The Corporate Insolvency and Governance Act has received Royal Assent, and came into force on 26 June, marking the largest change to the UK’s corporate insolvency regime in more than 20 years
The legislation has introduced new corporate restructuring tools and temporary easements, with the aim of giving distressed businesses the breathing space they need to get advice and seek a rescue.
One of its key provisions is the introduction of the new role of a monitor to oversee the corporate moratorium it introduces – an extendable 20 working day period giving businesses protection from creditor action while they seek professional restructuring advice.
A monitor must be a licenced insolvency practitioner and the Insolvency Service has provided guidance on their role and responsibilities.
The Act also extends the suspension of termination clauses when a company enters into an insolvency procedure and introduces a new restructuring plan that has the ability to bind creditors to it.

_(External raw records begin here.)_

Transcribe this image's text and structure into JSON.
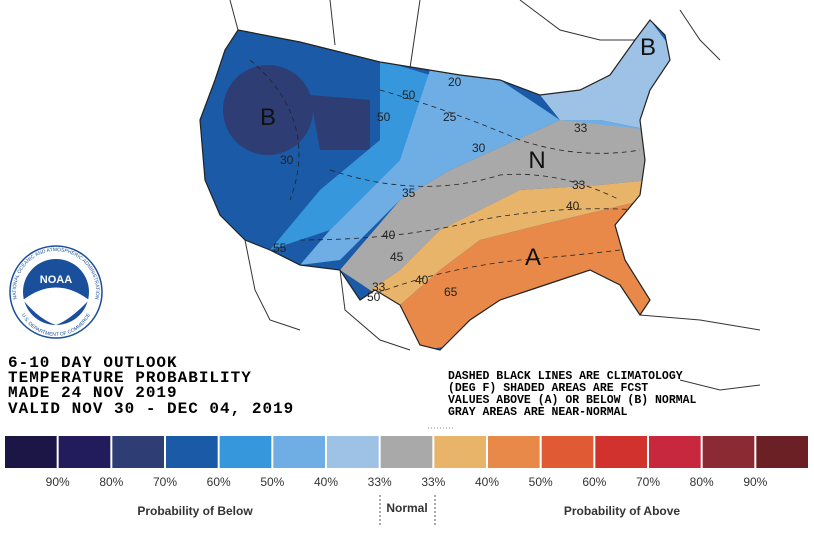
{
  "header": {
    "title_lines": [
      "6-10 DAY OUTLOOK",
      "TEMPERATURE PROBABILITY",
      "MADE  24 NOV 2019",
      "VALID  NOV 30 - DEC 04, 2019"
    ]
  },
  "notes": [
    "DASHED BLACK LINES ARE CLIMATOLOGY",
    "(DEG F) SHADED AREAS ARE FCST",
    "VALUES ABOVE (A) OR BELOW (B) NORMAL",
    "GRAY AREAS ARE NEAR-NORMAL"
  ],
  "logo": {
    "text": "NOAA",
    "ring_top": "NATIONAL OCEANIC AND ATMOSPHERIC ADMINISTRATION",
    "ring_bottom": "U.S. DEPARTMENT OF COMMERCE"
  },
  "map_labels": {
    "regions": [
      "B",
      "B",
      "N",
      "A"
    ],
    "contours": [
      "50",
      "20",
      "50",
      "25",
      "30",
      "30",
      "35",
      "40",
      "45",
      "40",
      "55",
      "33",
      "50",
      "65",
      "33",
      "33",
      "40"
    ]
  },
  "legend": {
    "colors": [
      "#1b1646",
      "#231c5c",
      "#2e3d73",
      "#1a5aa6",
      "#3797dc",
      "#6eaee4",
      "#9ec2e6",
      "#a9a9a9",
      "#e8b46a",
      "#e8894a",
      "#e05a34",
      "#d1322e",
      "#c8283e",
      "#8c2a34",
      "#6a2024"
    ],
    "labels": [
      "90%",
      "80%",
      "70%",
      "60%",
      "50%",
      "40%",
      "33%",
      "33%",
      "40%",
      "50%",
      "60%",
      "70%",
      "80%",
      "90%"
    ],
    "below": "Probability of Below",
    "normal": "Normal",
    "above": "Probability of Above"
  }
}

In addition, in response to the current pandemic, the Act also provides temporary relief until 30 September 2020 from being subject to a winding up petition and from wrongful trading provisions where a business can demonstrate its difficulties arise from trading conditions arising from the Covid-19 crisis.
Bob Pinder, director at the ICAEW, said: ‘This Act contains both short-term measures and long-term reforms, and our licensed insolvency practitioners will have a key role to play as the changes take effect.
‘Our licensed insolvency practitioners are responsible professionals who are committed to helping companies restructure and survive where possible, and they will take every step necessary to ensure the legislation works in the best possible interests of all stakeholders.
‘This legislation has been designed to save businesses and jobs, and we hope it's a success.’